While some look to businesses, others turn to the United Nations. This month, countries from around the world convened at the UN on the subject of protecting the ungoverned high seas, also known as Areas Beyond National Jurisdiction (ABNJ), from industrial fishing gone haywire, deep sea mining, and other private interests that have a destructive effect on the health of our planet. But the business working group at the UN is more likely to represent the chemical and extraction industry. While area-based management tools, marine reserves, and environmental impact assessments are critical to our oceans’ future, they represent a restriction to multinational business activity, and to countries hoping to reap the rewards of the sea as though gold mining. A good effort but progress is slow.

Consumers
While the sustainable consumption movement has high hopes for the general public to become advocates for the environment through purchase choices and lifestyle, the level of activism has yet to reach expectations. For instance, we go through 500 million plastic straws per day in the USA alone and 38,000 per person per lifetime, when all one has to say is “No straw, please.” People like straws and don’t want to give them up despite being environmental hazards. Though the general trend may be toward conservation, it isn’t happening fast enough to keep us and our fellow critters from drowning in our own trash.

Business conferences may be the answer
What do sustainable business conferences lead us to? Evidence that our species has all the brain cells we need to solve most problems. We might have what it takes to create harmony with nature if business relationships are built for the good of the planet. When business people come down from the skyscrapers, out of the factories, off the rigs, and up from the tankers to mingle for the sake of their grandchildren’s future, magic can happen. When the great social entrepreneurs of our time gather to share best practices together, our adrenalin kicks in and we get jazzed. Whether it’s Whole Foods or Unilever, retailers at the gateway can’t go it alone and they don’t want to. Environmental and social professionals working at the bottom link of the supply chain are resolving issues with computer manufacturers and apparel designers. Responsible restaurateurs know they can’t choose which fish to serve without consulting experts. Even at Rio+20 Earth Summit, it was the businesses that made the greatest milestones.

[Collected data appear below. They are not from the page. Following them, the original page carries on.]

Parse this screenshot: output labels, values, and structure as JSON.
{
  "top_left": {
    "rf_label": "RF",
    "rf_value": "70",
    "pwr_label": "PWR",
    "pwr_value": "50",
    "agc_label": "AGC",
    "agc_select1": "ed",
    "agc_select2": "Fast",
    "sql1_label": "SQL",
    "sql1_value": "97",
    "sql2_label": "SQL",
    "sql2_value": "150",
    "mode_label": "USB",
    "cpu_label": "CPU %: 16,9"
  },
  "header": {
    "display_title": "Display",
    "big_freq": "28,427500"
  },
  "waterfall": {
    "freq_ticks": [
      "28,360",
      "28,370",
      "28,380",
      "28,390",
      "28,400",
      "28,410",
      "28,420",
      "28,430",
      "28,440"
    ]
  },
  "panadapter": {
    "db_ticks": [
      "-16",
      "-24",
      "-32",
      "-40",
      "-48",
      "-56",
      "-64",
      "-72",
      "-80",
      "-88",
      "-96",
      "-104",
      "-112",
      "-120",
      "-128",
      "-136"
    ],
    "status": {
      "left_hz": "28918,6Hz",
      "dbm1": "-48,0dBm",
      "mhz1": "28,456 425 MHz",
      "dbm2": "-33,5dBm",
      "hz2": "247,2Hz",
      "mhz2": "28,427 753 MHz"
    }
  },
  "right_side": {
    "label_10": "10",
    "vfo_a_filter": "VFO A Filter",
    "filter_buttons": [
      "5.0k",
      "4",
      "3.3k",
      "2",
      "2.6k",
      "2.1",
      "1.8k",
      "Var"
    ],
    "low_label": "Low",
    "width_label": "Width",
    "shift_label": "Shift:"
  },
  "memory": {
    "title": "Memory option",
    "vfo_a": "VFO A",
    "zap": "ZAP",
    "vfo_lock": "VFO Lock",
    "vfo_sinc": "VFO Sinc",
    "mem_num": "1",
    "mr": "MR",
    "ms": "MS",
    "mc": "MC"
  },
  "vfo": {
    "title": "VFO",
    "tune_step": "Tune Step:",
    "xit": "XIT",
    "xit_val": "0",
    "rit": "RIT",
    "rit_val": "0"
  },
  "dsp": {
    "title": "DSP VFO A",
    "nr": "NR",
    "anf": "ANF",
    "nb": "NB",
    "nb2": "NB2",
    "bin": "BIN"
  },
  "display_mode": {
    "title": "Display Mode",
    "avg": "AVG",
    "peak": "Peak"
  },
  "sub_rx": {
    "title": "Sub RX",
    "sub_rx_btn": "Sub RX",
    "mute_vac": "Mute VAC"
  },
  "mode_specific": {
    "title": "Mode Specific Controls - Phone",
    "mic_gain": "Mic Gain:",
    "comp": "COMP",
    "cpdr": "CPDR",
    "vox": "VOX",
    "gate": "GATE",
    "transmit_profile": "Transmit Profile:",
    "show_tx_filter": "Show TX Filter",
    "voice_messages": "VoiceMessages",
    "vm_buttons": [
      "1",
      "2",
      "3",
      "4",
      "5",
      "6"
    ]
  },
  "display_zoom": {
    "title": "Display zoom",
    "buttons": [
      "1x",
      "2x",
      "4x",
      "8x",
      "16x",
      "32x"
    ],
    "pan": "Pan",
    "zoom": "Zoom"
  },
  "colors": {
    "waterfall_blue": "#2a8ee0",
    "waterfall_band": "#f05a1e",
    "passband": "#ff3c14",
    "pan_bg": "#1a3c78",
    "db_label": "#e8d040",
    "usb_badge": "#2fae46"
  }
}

Why teleconferencing can’t cut it
Can virtual conferences replace live meetings so that nobody ever has to leave his or her office? Like all species, we thrive, grow and flourish on personal interaction. Despite new technology, we can’t create fully symbiotic relationships of the magnitude needed online, any more than a coral could Skype a fish to form an interdependent, mutually beneficial relationship in balance with the ecosystem. Living happily ever after as a species requires a determined, concentrated effort to cooperate and mingle together. It’s not just networking, it’s friend making and the joy of belonging to an ecosystem.

The hum
If you step back and listen to the distinctive hum of a happy hour at a sustainability conference, it has a buzz unique to the cross-pollination of ideas. That’s the vibe that may save our species yet.